Kate Becker: Digging deep for ancient dark matter
Last edited Fri Jul 6, 2018, 04:22 AM - Edit history (1)
By Kate Becker
For the Camera
POSTED: 07/05/2018 04:37:44 PM MDT
UPDATED: 07/05/2018 04:38:27 PM MDT
A long time ago that is, in high school I thought I would either study neuroscience or astrophysics. They had the same attraction: a promise to apply the precision of science, its rigor of method and mind, to questions that high schoolers take very seriously, like: Who am I? What is my place in the world? What does it all mean?
I figured that neuroscience would take on these questions by looking inward, by thinking about thinking just the kind of thing that could get a teenaged introvert seriously lost in the internal house of mirrors.
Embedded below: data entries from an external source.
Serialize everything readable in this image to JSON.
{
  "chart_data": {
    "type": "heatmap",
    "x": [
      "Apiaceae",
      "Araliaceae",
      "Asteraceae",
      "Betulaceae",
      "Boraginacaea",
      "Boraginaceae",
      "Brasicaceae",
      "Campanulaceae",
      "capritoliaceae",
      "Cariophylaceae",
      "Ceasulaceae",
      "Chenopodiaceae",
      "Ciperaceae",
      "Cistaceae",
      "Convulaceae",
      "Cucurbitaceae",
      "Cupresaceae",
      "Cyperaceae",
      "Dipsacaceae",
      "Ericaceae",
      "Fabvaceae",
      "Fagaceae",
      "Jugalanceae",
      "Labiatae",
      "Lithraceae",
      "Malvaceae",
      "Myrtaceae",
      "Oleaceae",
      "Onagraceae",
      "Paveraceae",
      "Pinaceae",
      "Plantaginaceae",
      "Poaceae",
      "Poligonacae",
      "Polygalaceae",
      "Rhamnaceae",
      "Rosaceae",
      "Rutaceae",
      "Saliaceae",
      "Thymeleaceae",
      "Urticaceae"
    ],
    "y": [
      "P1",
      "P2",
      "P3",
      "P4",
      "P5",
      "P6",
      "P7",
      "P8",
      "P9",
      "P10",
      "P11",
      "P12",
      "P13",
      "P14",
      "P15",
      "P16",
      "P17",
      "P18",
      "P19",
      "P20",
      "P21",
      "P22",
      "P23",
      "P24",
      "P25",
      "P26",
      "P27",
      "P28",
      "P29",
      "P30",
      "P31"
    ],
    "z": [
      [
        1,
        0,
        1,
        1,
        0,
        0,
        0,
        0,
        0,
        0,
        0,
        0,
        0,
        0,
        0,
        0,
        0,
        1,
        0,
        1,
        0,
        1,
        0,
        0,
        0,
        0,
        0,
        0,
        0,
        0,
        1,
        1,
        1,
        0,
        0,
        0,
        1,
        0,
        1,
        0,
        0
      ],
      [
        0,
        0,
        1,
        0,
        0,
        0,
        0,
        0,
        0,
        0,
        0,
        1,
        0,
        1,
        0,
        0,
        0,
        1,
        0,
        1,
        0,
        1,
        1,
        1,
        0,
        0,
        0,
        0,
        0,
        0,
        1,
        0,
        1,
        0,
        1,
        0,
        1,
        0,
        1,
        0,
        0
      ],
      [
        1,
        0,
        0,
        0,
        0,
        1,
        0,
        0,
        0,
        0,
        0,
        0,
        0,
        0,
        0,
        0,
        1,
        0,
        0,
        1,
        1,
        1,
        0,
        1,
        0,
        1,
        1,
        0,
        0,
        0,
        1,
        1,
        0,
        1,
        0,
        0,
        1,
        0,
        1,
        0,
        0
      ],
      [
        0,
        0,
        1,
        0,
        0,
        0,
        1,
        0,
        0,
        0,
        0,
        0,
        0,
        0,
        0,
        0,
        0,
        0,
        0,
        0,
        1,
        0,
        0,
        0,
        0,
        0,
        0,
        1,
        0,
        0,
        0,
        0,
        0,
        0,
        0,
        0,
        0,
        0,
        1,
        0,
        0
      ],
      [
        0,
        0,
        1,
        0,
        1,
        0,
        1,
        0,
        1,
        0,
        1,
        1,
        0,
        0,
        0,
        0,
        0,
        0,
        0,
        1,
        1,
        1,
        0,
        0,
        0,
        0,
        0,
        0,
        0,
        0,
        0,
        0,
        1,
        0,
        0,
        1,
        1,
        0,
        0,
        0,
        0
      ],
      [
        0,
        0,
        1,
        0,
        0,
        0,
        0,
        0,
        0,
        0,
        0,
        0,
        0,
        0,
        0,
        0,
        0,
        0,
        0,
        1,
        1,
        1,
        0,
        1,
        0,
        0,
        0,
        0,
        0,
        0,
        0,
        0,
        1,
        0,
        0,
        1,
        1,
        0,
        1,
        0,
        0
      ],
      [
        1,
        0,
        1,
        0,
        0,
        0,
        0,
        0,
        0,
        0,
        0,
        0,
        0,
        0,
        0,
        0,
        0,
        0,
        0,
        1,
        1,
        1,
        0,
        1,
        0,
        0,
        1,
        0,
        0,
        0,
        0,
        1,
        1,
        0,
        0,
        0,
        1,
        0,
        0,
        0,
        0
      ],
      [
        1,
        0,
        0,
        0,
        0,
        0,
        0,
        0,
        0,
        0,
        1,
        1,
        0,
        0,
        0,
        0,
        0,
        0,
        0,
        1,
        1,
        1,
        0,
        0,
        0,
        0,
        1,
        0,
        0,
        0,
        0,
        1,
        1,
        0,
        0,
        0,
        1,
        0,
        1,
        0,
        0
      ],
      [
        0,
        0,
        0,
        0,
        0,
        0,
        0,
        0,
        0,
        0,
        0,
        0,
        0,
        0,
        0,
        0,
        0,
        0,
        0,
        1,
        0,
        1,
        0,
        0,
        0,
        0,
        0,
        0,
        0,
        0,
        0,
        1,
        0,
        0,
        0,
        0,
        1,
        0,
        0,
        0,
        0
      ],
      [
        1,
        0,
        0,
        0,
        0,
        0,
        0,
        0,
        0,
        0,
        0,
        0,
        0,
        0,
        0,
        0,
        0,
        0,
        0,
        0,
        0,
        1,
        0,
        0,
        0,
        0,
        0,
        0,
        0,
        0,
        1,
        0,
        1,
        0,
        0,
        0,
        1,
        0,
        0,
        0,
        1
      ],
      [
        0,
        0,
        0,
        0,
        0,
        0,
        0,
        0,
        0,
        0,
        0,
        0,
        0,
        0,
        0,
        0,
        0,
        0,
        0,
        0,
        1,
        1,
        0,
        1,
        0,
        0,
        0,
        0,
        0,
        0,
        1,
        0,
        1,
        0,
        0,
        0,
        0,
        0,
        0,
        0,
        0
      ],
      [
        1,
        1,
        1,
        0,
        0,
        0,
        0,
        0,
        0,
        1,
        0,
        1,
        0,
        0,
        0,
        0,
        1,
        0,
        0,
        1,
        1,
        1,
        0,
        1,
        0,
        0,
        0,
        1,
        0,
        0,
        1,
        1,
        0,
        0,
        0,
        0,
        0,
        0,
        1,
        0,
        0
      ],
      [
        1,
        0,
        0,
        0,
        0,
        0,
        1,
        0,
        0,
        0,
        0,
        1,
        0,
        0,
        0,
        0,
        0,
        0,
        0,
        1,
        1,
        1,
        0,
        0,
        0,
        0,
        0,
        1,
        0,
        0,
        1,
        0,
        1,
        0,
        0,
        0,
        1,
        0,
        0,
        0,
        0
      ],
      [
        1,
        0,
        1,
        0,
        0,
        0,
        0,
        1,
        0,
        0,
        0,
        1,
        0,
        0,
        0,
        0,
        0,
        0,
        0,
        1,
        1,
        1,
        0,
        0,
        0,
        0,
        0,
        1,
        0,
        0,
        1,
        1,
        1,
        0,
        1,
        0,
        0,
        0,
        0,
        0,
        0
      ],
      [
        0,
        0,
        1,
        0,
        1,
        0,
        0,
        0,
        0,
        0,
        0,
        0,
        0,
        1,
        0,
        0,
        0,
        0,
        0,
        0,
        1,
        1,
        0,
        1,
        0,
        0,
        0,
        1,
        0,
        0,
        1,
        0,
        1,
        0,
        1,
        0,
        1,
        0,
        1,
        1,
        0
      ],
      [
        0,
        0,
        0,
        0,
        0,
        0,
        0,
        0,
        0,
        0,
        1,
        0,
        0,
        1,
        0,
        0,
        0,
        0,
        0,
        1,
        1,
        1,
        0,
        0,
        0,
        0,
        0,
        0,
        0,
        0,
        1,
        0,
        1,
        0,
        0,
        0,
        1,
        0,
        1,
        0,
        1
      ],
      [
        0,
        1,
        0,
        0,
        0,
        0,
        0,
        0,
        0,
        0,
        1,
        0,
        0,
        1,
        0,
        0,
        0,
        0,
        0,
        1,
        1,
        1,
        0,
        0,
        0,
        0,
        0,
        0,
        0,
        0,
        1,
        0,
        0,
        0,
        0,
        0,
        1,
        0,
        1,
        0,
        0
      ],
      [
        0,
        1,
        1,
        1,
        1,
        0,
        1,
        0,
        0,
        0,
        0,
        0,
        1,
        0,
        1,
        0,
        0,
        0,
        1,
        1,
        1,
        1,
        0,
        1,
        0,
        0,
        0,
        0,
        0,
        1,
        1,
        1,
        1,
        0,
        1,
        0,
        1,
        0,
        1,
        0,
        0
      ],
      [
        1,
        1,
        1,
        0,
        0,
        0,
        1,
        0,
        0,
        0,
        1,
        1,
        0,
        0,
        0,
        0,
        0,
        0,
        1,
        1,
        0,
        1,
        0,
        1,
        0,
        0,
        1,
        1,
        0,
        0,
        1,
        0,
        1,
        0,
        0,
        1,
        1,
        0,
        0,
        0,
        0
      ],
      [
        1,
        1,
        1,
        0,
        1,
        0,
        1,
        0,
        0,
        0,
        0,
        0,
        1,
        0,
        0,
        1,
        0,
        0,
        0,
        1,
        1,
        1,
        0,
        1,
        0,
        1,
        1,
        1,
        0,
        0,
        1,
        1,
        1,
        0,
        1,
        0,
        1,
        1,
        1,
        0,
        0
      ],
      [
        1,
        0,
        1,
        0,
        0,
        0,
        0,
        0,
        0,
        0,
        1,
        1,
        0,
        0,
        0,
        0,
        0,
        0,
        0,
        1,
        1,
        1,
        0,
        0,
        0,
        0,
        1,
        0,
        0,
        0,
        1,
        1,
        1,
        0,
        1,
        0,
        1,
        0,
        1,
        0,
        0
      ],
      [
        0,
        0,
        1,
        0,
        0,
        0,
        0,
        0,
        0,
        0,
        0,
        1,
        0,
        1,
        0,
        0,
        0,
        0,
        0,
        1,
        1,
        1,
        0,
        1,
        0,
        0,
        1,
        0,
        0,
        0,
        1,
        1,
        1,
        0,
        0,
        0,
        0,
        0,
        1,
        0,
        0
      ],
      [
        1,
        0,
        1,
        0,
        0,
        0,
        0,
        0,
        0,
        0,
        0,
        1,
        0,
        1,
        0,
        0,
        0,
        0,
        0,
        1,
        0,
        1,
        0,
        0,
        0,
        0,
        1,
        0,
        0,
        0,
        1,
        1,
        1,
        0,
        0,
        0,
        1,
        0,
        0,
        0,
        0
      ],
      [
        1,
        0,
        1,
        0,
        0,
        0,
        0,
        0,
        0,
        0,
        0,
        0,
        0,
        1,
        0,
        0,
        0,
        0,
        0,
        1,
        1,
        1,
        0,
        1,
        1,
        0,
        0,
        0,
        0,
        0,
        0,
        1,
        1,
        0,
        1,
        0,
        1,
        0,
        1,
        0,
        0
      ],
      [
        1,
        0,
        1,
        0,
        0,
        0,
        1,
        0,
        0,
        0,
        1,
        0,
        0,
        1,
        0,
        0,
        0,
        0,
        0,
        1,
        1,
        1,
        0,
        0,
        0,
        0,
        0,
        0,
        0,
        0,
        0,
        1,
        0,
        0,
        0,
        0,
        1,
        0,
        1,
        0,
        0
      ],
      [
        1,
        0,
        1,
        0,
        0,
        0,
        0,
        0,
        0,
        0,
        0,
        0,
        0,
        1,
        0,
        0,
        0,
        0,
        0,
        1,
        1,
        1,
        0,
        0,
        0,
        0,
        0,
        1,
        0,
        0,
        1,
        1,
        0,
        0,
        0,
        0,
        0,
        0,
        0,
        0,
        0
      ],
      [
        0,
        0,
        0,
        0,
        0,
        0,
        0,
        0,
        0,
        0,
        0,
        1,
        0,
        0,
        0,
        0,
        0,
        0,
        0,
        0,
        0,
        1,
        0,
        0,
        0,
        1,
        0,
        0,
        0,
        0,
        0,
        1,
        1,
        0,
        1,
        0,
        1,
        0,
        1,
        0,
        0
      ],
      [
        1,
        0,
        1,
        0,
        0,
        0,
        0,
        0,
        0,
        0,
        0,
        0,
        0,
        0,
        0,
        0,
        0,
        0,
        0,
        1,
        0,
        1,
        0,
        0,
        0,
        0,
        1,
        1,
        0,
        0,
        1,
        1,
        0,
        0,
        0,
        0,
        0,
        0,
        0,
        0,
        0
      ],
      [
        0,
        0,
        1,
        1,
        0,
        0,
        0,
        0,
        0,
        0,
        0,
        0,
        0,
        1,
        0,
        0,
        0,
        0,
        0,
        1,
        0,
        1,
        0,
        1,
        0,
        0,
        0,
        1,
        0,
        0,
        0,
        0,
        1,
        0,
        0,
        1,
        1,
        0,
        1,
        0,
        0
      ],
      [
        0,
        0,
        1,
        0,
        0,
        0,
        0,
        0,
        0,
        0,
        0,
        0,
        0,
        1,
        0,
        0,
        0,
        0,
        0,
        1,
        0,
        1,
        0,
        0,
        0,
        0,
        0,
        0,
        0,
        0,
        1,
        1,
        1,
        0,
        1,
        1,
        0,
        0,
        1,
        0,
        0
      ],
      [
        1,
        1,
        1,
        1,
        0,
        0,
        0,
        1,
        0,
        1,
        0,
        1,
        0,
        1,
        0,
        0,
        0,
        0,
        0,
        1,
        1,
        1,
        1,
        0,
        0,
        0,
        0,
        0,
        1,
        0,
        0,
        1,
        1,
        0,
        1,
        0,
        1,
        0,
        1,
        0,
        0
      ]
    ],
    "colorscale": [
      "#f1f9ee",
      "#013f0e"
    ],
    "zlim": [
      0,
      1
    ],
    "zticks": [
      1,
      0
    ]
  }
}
Set against the claustrophobia of this perpetual reflection, astrophysics was a relief: an outward-looking science, one in which you could find yourself by losing yourself, figure yourself out without thinking about you at all.
So, that's what I picked. And the farther out from Earth you get out past the apocalyptic asteroids, past the rovers' tread marks, past the point where the sun stops being The Sun and starts being just another star the more exotic and less human-centric the questions become.
At least, that's how it usually works. But now, a group of astrophysicists has proposed a new way to study one of the deepest mysteries of outer space right here on Earth, using a drill and a microscope instead of a satellite and a telescope.